Metehan'ın ulu öğretilerini hala hafızalarında barındıran Kılıçdaroğulları boyu, özgürlüğün ve adaletin yolunda isyan etmişlerdi Türkiye devletine. Zaten artık kendilerini bu devletin bir parçası gibi hissedemiyorlardı, dışlanmışlardı. Kan akıttıkları, nice şehit verdikleri öz yurtlarında artık bir Çinli kadar bile değerleri yoktu. Atalar izinden giderek kurtuluşun günü gelmişti artık.
Teyyipoğulları onları vatan hainliğiyle suçladılar. Hatta utanmadan Çinlilerle işbirliği içinde olduklarını bile söylediler.
Devletlü başbuğu bunlar bir takım provokatif olaylardır biz ezilsek de devletimize karşı gelmeyiz demişti. Ama bilmiyordu ki; ''bu davada taraf olmayan bertaraf olacak''
Ama bu da Kılıçdaroğullarının şevkini kıramamıştı... Cenk ettiler, vuruştular... Savaş meydanlarında aynı dilden çığlıklar yükseliyordu. İki tarafta birbirlerine hainler diye sesleniyordu. Bir taraf 'Metehan yolunda' diye haykırıyor, diğer taraf ''Teyyip'' nidalarıyla zikrediyordu.(SONRASI YOK, OLAYLARIN BU KISMINDAN SONRASINI ANLATAN KAYNAKLAR NE YAZIK Kİ KAYIP)
Şimdi devlet dediğimiz nedir, devlet onu yöneten insanların bir yansıması değil mi?
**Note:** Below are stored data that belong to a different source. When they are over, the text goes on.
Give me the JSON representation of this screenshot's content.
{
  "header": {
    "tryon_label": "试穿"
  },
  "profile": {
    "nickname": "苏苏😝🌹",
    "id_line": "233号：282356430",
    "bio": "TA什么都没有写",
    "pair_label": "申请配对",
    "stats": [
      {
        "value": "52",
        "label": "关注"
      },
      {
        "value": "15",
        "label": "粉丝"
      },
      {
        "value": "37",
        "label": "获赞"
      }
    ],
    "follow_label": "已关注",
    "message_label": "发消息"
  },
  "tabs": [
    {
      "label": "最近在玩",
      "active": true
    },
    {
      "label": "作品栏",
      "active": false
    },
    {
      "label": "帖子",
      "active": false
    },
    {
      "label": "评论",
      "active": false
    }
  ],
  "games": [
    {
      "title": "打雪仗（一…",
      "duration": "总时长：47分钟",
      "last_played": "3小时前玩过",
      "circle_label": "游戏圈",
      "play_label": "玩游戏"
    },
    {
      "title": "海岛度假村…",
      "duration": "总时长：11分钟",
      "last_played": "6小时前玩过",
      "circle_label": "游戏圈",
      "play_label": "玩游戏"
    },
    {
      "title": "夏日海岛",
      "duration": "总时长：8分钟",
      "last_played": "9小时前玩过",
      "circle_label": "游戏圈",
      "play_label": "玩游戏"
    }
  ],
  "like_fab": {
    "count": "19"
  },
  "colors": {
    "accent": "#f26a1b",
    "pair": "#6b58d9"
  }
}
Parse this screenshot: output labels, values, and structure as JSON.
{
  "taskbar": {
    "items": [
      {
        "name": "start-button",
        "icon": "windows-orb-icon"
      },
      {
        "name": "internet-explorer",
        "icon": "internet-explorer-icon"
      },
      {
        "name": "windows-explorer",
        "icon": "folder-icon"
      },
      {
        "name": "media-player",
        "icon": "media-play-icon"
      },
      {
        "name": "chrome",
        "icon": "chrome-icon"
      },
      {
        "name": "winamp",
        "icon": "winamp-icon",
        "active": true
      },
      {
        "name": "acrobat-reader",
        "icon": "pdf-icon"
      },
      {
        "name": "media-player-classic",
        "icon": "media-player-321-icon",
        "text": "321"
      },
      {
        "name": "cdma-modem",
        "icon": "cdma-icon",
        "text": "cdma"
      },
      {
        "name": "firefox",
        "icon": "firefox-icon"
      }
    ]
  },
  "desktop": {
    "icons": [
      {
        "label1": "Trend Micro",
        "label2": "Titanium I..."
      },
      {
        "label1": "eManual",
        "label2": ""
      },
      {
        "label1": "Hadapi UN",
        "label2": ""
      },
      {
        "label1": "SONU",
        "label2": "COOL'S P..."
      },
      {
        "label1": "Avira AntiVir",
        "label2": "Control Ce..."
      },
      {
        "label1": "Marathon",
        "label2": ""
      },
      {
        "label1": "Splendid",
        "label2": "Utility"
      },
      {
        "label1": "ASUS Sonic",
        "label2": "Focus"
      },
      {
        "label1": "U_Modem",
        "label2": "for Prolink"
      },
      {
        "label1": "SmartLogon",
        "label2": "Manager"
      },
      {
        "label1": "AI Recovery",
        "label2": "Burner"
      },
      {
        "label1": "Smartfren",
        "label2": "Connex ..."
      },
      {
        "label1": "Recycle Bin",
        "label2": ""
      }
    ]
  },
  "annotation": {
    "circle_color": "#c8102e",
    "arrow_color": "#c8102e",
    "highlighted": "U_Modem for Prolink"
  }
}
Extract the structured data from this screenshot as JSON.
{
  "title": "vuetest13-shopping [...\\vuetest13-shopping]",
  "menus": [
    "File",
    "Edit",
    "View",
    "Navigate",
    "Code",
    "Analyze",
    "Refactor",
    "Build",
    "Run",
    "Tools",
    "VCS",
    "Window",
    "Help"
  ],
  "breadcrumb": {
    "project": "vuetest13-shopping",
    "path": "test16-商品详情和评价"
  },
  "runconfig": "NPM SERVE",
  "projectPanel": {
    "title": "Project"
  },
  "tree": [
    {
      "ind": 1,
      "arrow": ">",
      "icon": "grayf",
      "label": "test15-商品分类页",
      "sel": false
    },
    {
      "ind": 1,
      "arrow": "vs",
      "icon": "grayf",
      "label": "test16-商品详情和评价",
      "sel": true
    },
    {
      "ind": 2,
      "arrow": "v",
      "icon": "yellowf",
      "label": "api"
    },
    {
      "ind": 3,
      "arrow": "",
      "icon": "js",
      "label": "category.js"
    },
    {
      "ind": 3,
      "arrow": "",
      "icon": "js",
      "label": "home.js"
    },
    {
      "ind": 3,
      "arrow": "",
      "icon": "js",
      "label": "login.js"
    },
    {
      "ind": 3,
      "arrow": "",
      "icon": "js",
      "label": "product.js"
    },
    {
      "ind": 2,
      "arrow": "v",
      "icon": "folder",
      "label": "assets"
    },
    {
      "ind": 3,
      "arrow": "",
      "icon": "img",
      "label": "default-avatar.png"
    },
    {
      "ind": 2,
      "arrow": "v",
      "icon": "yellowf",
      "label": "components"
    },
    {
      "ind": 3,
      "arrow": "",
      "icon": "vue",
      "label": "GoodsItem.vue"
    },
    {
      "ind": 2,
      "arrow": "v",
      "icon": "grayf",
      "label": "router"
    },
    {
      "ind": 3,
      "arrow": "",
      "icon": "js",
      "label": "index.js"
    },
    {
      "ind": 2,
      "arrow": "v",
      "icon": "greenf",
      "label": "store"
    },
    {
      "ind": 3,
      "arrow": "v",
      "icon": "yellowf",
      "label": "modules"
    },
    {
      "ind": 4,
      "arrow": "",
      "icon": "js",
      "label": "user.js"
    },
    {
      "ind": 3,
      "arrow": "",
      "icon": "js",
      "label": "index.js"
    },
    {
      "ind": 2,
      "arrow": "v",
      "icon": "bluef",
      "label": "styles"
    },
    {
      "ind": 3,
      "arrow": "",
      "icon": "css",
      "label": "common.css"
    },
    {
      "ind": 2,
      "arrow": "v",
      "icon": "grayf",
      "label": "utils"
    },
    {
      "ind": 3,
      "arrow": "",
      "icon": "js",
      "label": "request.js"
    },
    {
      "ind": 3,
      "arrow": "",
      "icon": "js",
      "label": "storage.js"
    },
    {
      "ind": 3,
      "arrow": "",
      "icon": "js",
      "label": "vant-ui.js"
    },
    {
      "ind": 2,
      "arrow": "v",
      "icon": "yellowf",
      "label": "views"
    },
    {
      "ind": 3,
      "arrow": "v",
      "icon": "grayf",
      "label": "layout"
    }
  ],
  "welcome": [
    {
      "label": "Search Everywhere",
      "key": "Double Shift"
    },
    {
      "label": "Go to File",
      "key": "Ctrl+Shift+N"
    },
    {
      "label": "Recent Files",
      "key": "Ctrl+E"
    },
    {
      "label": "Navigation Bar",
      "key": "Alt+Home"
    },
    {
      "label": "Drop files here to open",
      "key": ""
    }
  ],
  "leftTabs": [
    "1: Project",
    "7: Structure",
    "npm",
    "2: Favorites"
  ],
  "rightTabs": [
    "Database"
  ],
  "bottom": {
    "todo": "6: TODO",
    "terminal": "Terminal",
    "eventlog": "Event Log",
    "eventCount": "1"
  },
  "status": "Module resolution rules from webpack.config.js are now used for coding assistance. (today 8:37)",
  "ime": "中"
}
Hükümete karşı ayıklanıp da devlete karşı ayaklamamak diye bir şey var mı? Ya da Celaliler ''ben Padişaha karşı ayaklanıyorum ama devlete karşı asla ayaklanmam, töreye uymaz'' demiş midir?
Devlet soyut bir kavramdır, somut olan şey millet ve milletin devlet üzerindeki iradesidir. Bu irade ne kadar zayıfsa devlete hissedilen aidiyet o denli zayıflar.
Yani baki olan millettir, ulu olan, kutsal olan millettir.. Gerisi değişir, yıkılır ve kurulur. Bu tarih boyunca hep böyle olmuştur.